I purchased this and a second painting (of the Governor Rabie) at an auction in New Hampshire, not knowing much about the late Capt. John J. Ivory who painted them, but just thinking they were great folk art ship paintings. The blue of that water gets me every time, and of course I love the tiny people!) I’ve done some research since, learning that Captain Ivory was quite a fixture and legend on Martha’s Vineyard, known for his seafaring tales (and his drinking!) as well as for his paintings, a number of which are held in the collections of the Vineyard Haven Library and Martha’s Vineyard Museum. [More about Ivory below]
This one, painted on what appears to me to be linoleum (glass like surface) with masonite back is a terrific example, picturing the SS Martha's Vineyard, which Ivory probably saw traveling to and fro daily and one imagines had a special love for. The SS Martha's Vineyard was constructed by Bath Iron Works, Maine, for the New England Steamship Company as the Islander, launched on July 23, 1923 providing service to Nantucket Island. In 1928 she received the name Martha's Vineyard and began operating in regular service for the New England Steamship Company and its successors until October 1956. (She left the company's fleet in 1959, was purchased by the Rhode Island Steamship Lines and was re-powered with new diesel engines before operating seasonally on various routes in Massachusetts, including again to Nantucket under the auspices of Nantucket Express Lines.
Dimensions: 27" l x 14" t.
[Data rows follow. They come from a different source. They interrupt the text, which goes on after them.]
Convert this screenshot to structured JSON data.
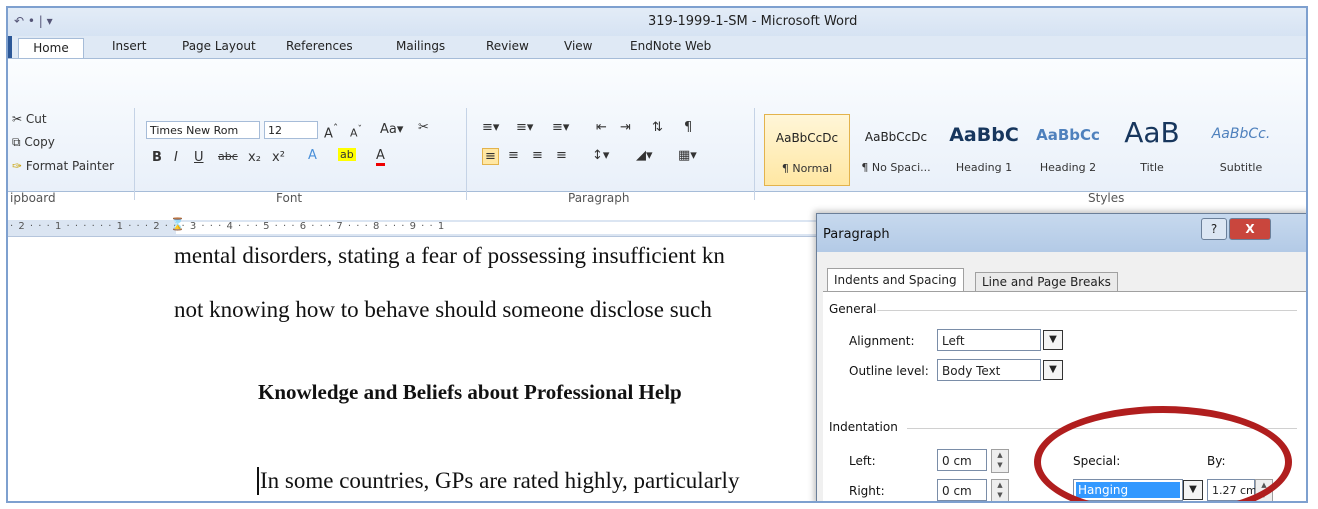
{
  "window": {
    "title": "319-1999-1-SM - Microsoft Word",
    "qat_text": "↶ • | ▾"
  },
  "tabs": [
    "Home",
    "Insert",
    "Page Layout",
    "References",
    "Mailings",
    "Review",
    "View",
    "EndNote Web"
  ],
  "clipboard": {
    "cut": "Cut",
    "copy": "Copy",
    "format_painter": "Format Painter",
    "group_label": "ipboard"
  },
  "font": {
    "name": "Times New Rom",
    "size": "12",
    "group_label": "Font"
  },
  "paragraph_group": {
    "label": "Paragraph"
  },
  "styles": {
    "group_label": "Styles",
    "items": [
      {
        "sample": "AaBbCcDc",
        "label": "¶ Normal"
      },
      {
        "sample": "AaBbCcDc",
        "label": "¶ No Spaci..."
      },
      {
        "sample": "AaBbC",
        "label": "Heading 1"
      },
      {
        "sample": "AaBbCc",
        "label": "Heading 2"
      },
      {
        "sample": "AaB",
        "label": "Title"
      },
      {
        "sample": "AaBbCc.",
        "label": "Subtitle"
      }
    ]
  },
  "ruler_text": "· 2 · · · 1 · · · · · · 1 · · · 2 · · · 3 · · · 4 · · · 5 · · · 6 · · · 7 · · · 8 · · · 9 · · 1",
  "document": {
    "line1": "mental disorders, stating a fear of possessing insufficient kn",
    "line2": "not knowing how to behave should someone disclose such",
    "heading": "Knowledge and Beliefs about Professional Help",
    "line3": "In some countries, GPs are rated highly, particularly"
  },
  "dialog": {
    "title": "Paragraph",
    "help": "?",
    "close": "X",
    "tab_indents": "Indents and Spacing",
    "tab_breaks": "Line and Page Breaks",
    "general_label": "General",
    "alignment_label": "Alignment:",
    "alignment_value": "Left",
    "outline_label": "Outline level:",
    "outline_value": "Body Text",
    "indentation_label": "Indentation",
    "left_label": "Left:",
    "left_value": "0 cm",
    "right_label": "Right:",
    "right_value": "0 cm",
    "special_label": "Special:",
    "special_value": "Hanging",
    "by_label": "By:",
    "by_value": "1.27 cm"
  }
}
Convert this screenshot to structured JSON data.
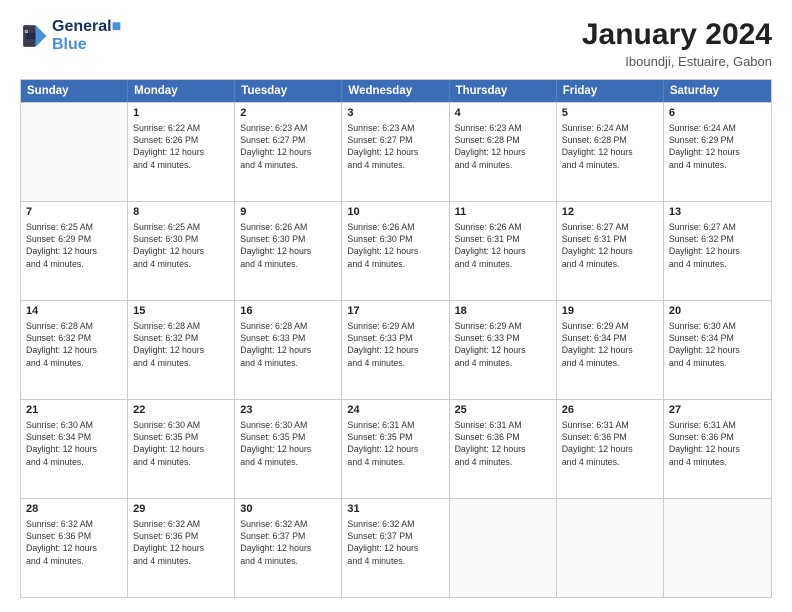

Very good condition.
About Captain Ivory, Chris Baer, writing for the MV Times in 2015: “What’s fairly certain is that he spent his youth aboard clipper ships plying international waters, and spent time living in China and Japan. He settled in Oak Bluffs in the early 1900s, starting a family and working odd jobs as a mechanic and hotel cook before embarking on a second far-flung career as a merchant mariner. Returning to the Vineyard in the 1930s, he turned to painting, and to drink. A kindly man who welcomed visitors to his little vessel-home on the beach, his good nature was sometimes taken advantage of by tourists and collectors, who would buy his paintings for next to nothing. Some of his paintings show nail holes, it’s remembered, from affixing his work to the underside of a table to deter burglars while he was away from his unlocked boat home. He painted on anything and everything — cardboard, linoleum, plywood, canvas, and scraps that people would bring him.”